Llama-3.1-Tulu-3-8B-SFT is a state-of-the-art instruction-following model built on Meta's Llama 3.1 architecture. It represents the first stage in the Tulu 3 model series, developed by Allen Institute for AI, focusing on both general conversation and specialized tasks like mathematics and reasoning.
Implementation Details
The model is trained using supervised fine-tuning with carefully selected hyperparameters including a 5E-6 learning rate, 128 batch size, and 4096 maximum sequence length. It utilizes a linear learning rate schedule with a 0.03 warmup ratio over 2 epochs.
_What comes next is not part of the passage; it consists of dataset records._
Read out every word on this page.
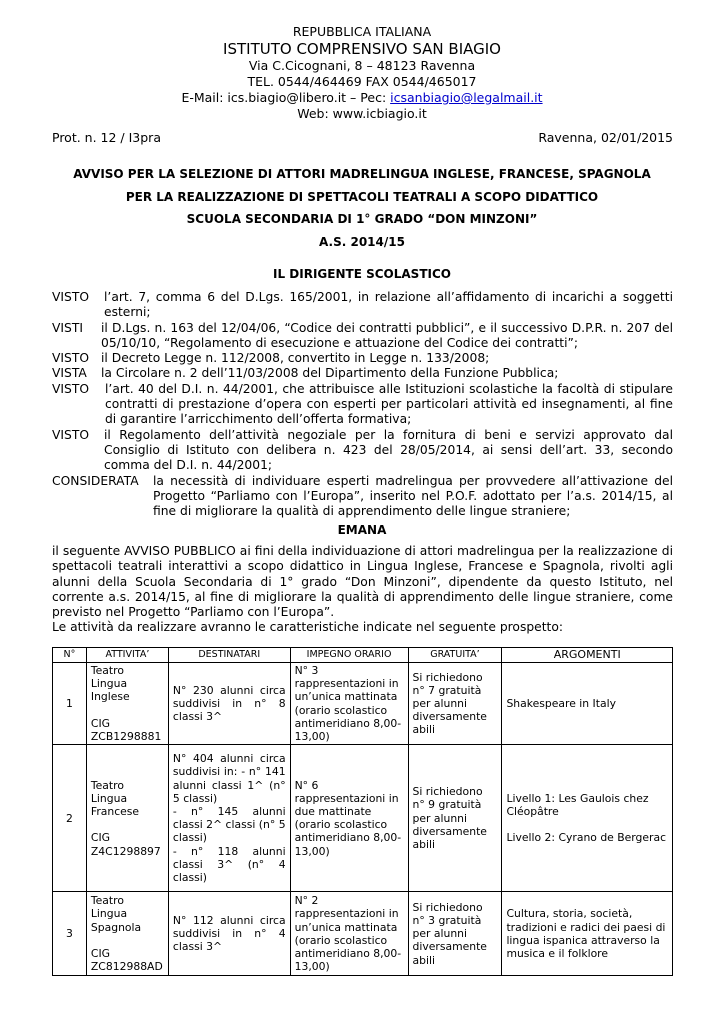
REPUBBLICA ITALIANA
ISTITUTO COMPRENSIVO SAN BIAGIO
Via C.Cicognani, 8 – 48123 Ravenna
TEL. 0544/464469 FAX 0544/465017
E-Mail: ics.biagio@libero.it – Pec: icsanbiagio@legalmail.it
Web: www.icbiagio.it
Prot. n. 12 / I3pra	Ravenna, 02/01/2015
AVVISO PER LA SELEZIONE DI ATTORI MADRELINGUA INGLESE, FRANCESE, SPAGNOLA
PER LA REALIZZAZIONE DI SPETTACOLI TEATRALI A SCOPO DIDATTICO
SCUOLA SECONDARIA DI 1° GRADO “DON MINZONI”
A.S. 2014/15
IL DIRIGENTE SCOLASTICO
VISTO	l’art. 7, comma 6 del D.Lgs. 165/2001, in relazione all’affidamento di incarichi a soggetti esterni;
VISTI	il D.Lgs. n. 163 del 12/04/06, “Codice dei contratti pubblici”, e il successivo D.P.R. n. 207 del 05/10/10, “Regolamento di esecuzione e attuazione del Codice dei contratti”;
VISTO il Decreto Legge n. 112/2008, convertito in Legge n. 133/2008;
VISTA	la Circolare n. 2 dell’11/03/2008 del Dipartimento della Funzione Pubblica;
VISTO	l’art. 40 del D.I. n. 44/2001, che attribuisce alle Istituzioni scolastiche la facoltà di stipulare contratti di prestazione d’opera con esperti per particolari attività ed insegnamenti, al fine di garantire l’arricchimento dell’offerta formativa;
VISTO	il Regolamento dell’attività negoziale per la fornitura di beni e servizi approvato dal Consiglio di Istituto con delibera n. 423 del 28/05/2014, ai sensi dell’art. 33, secondo comma del D.I. n. 44/2001;
CONSIDERATA	la necessità di individuare esperti madrelingua per provvedere all’attivazione del Progetto “Parliamo con l’Europa”, inserito nel P.O.F. adottato per l’a.s. 2014/15, al fine di migliorare la qualità di apprendimento delle lingue straniere;
EMANA

il seguente AVVISO PUBBLICO ai fini della individuazione di attori madrelingua per la realizzazione di spettacoli teatrali interattivi a scopo didattico in Lingua Inglese, Francese e Spagnola, rivolti agli alunni della Scuola Secondaria di 1° grado “Don Minzoni”, dipendente da questo Istituto, nel corrente a.s. 2014/15, al fine di migliorare la qualità di apprendimento delle lingue straniere, come previsto nel Progetto “Parliamo con l’Europa”.

Le attività da realizzare avranno le caratteristiche indicate nel seguente prospetto:

N°	ATTIVITA’	DESTINATARI	IMPEGNO ORARIO	GRATUITA’	ARGOMENTI
1	Teatro
Lingua
Inglese

CIG
ZCB1298881	N° 230 alunni circa suddivisi in n° 8 classi 3^	N° 3 rappresentazioni in un’unica mattinata (orario scolastico antimeridiano 8,00-13,00)	Si richiedono n° 7 gratuità per alunni diversamente abili	Shakespeare in Italy
2	Teatro
Lingua
Francese

CIG
Z4C1298897	N° 404 alunni circa suddivisi in: - n° 141 alunni classi 1^ (n° 5 classi)
- n° 145 alunni classi 2^ classi (n° 5 classi)
- n° 118 alunni classi 3^ (n° 4 classi)	N° 6 rappresentazioni in due mattinate (orario scolastico antimeridiano 8,00-13,00)	Si richiedono n° 9 gratuità per alunni diversamente abili	Livello 1: Les Gaulois chez Cléopâtre

Livello 2: Cyrano de Bergerac
3	Teatro
Lingua
Spagnola

CIG
ZC812988AD	N° 112 alunni circa suddivisi in n° 4 classi 3^	N° 2 rappresentazioni in un’unica mattinata (orario scolastico antimeridiano 8,00-13,00)	Si richiedono n° 3 gratuità per alunni diversamente abili	Cultura, storia, società, tradizioni e radici dei paesi di lingua ispanica attraverso la musica e il folklore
- Optimized for both general conversation and specialized tasks
- Implements a standardized chat template for consistent interactions
- Supports efficient deployment through VLLM
- Uses BF16 tensor type for optimal performance
Core Capabilities
- Strong performance in mathematical reasoning (MATH and GSM8K benchmarks)
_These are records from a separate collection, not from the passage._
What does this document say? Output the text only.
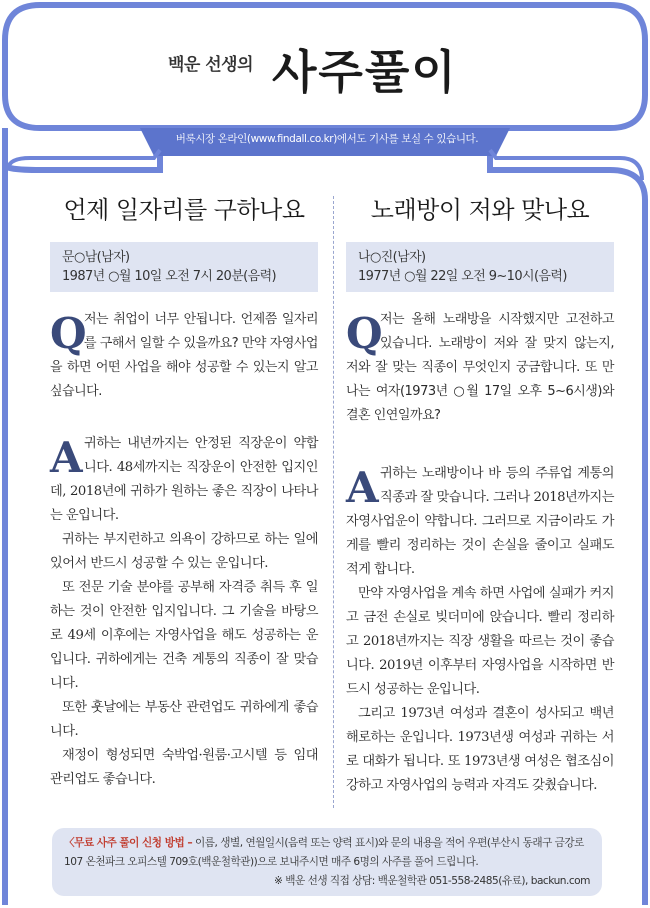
백운 선생의 사주풀이
버룩시장 온라인(www.findall.co.kr)에서도 기사를 보실 수 있습니다.
언제 일자리를 구하나요
문○남(남자)
1987년 ○월 10일 오전 7시 20분(음력)
Q

저는 취업이 너무 안됩니다. 언제쯤 일자리를 구해서 일할 수 있을까요? 만약 자영사업을 하면 어떤 사업을 해야 성공할 수 있는지 알고 싶습니다.

A 귀하는 내년까지는 안정된 직장운이 약합니다. 48세까지는 직장운이 안전한 입지인데, 2018년에 귀하가 원하는 좋은 직장이 나타나는 운입니다.

귀하는 부지런하고 의욕이 강하므로 하는 일에 있어서 반드시 성공할 수 있는 운입니다.

또 전문 기술 분야를 공부해 자격증 취득 후 일하는 것이 안전한 입지입니다. 그 기술을 바탕으로 49세 이후에는 자영사업을 해도 성공하는 운입니다. 귀하에게는 건축 계통의 직종이 잘 맞습니다.

또한 훗날에는 부동산 관련업도 귀하에게 좋습니다.

재정이 형성되면 숙박업·원룸·고시텔 등 임대 관리업도 좋습니다.

노래방이 저와 맞나요
나○진(남자)
1977년 ○월 22일 오전 9~10시(음력)
Q

저는 올해 노래방을 시작했지만 고전하고 있습니다. 노래방이 저와 잘 맞지 않는지, 저와 잘 맞는 직종이 무엇인지 궁금합니다. 또 만나는 여자(1973년 ○월 17일 오후 5~6시생)와 결혼 인연일까요?

A 귀하는 노래방이나 바 등의 주류업 계통의 직종과 잘 맞습니다. 그러나 2018년까지는 자영사업운이 약합니다. 그러므로 지금이라도 가게를 빨리 정리하는 것이 손실을 줄이고 실패도 적게 합니다.

만약 자영사업을 계속 하면 사업에 실패가 커지고 금전 손실로 빚더미에 앉습니다. 빨리 정리하고 2018년까지는 직장 생활을 따르는 것이 좋습니다. 2019년 이후부터 자영사업을 시작하면 반드시 성공하는 운입니다.

그리고 1973년 여성과 결혼이 성사되고 백년해로하는 운입니다. 1973년생 여성과 귀하는 서로 대화가 됩니다. 또 1973년생 여성은 협조심이 강하고 자영사업의 능력과 자격도 갖췄습니다.

〈무료 사주 풀이 신청 방법 – 이름, 생별, 연월일시(음력 또는 양력 표시)와 문의 내용을 적어 우편(부산시 동래구 금강로 107 온천파크 오피스텔 709호(백운철학관))으로 보내주시면 매주 6명의 사주를 풀어 드립니다.
※ 백운 선생 직접 상담: 백운철학관 051-558-2485(유료), backun.com
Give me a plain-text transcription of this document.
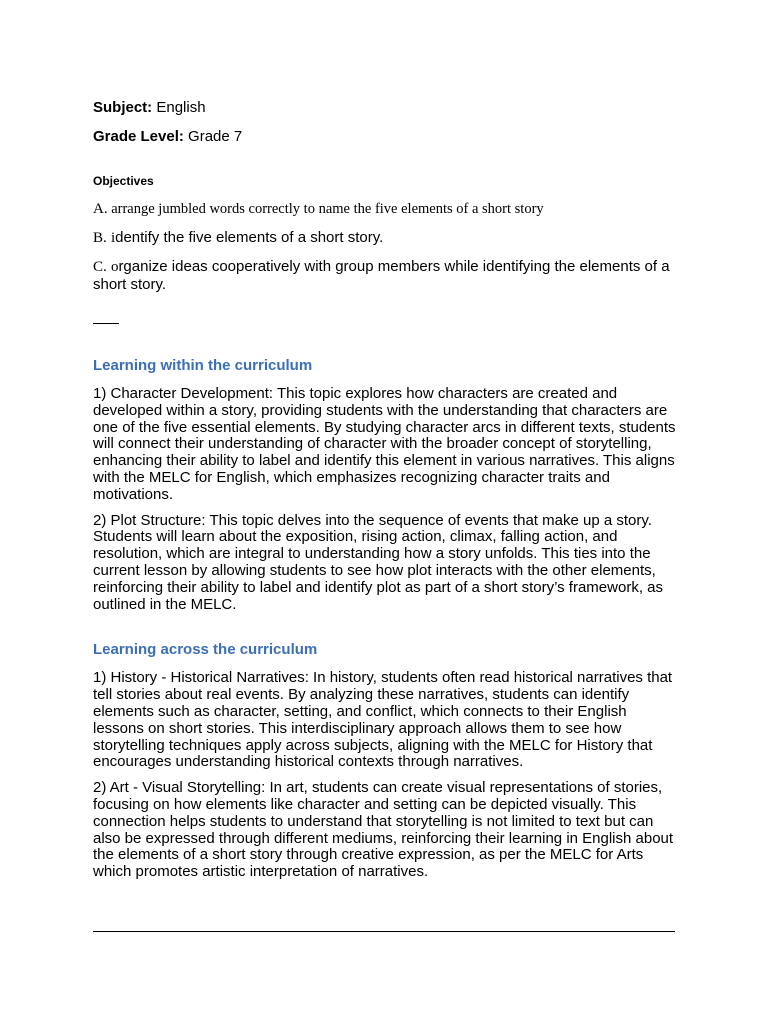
Subject: English

Grade Level: Grade 7

Objectives

A. arrange jumbled words correctly to name the five elements of a short story

B. identify the five elements of a short story.

C. organize ideas cooperatively with group members while identifying the elements of a short story.

Learning within the curriculum

1) Character Development: This topic explores how characters are created and developed within a story, providing students with the understanding that characters are one of the five essential elements. By studying character arcs in different texts, students will connect their understanding of character with the broader concept of storytelling, enhancing their ability to label and identify this element in various narratives. This aligns with the MELC for English, which emphasizes recognizing character traits and motivations.

2) Plot Structure: This topic delves into the sequence of events that make up a story. Students will learn about the exposition, rising action, climax, falling action, and resolution, which are integral to understanding how a story unfolds. This ties into the current lesson by allowing students to see how plot interacts with the other elements, reinforcing their ability to label and identify plot as part of a short story’s framework, as outlined in the MELC.

Learning across the curriculum

1) History - Historical Narratives: In history, students often read historical narratives that tell stories about real events. By analyzing these narratives, students can identify elements such as character, setting, and conflict, which connects to their English lessons on short stories. This interdisciplinary approach allows them to see how storytelling techniques apply across subjects, aligning with the MELC for History that encourages understanding historical contexts through narratives.

2) Art - Visual Storytelling: In art, students can create visual representations of stories, focusing on how elements like character and setting can be depicted visually. This connection helps students to understand that storytelling is not limited to text but can also be expressed through different mediums, reinforcing their learning in English about the elements of a short story through creative expression, as per the MELC for Arts which promotes artistic interpretation of narratives.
- Excellent safety scores (93.1% average across 6 safety tasks)
- Robust performance on technical evaluations like HumanEval (86.2% pass@10)
- Effective instruction following as measured by IFEval (72.8%)
Frequently Asked Questions
Q: What makes this model unique?
The model stands out for its balanced performance across diverse tasks, particularly excelling in safety and mathematical reasoning while maintaining strong general conversation capabilities.
Q: What are the recommended use cases?
This model is particularly well-suited for research and educational applications, especially those requiring mathematical reasoning, code generation, and safe, controlled interactions.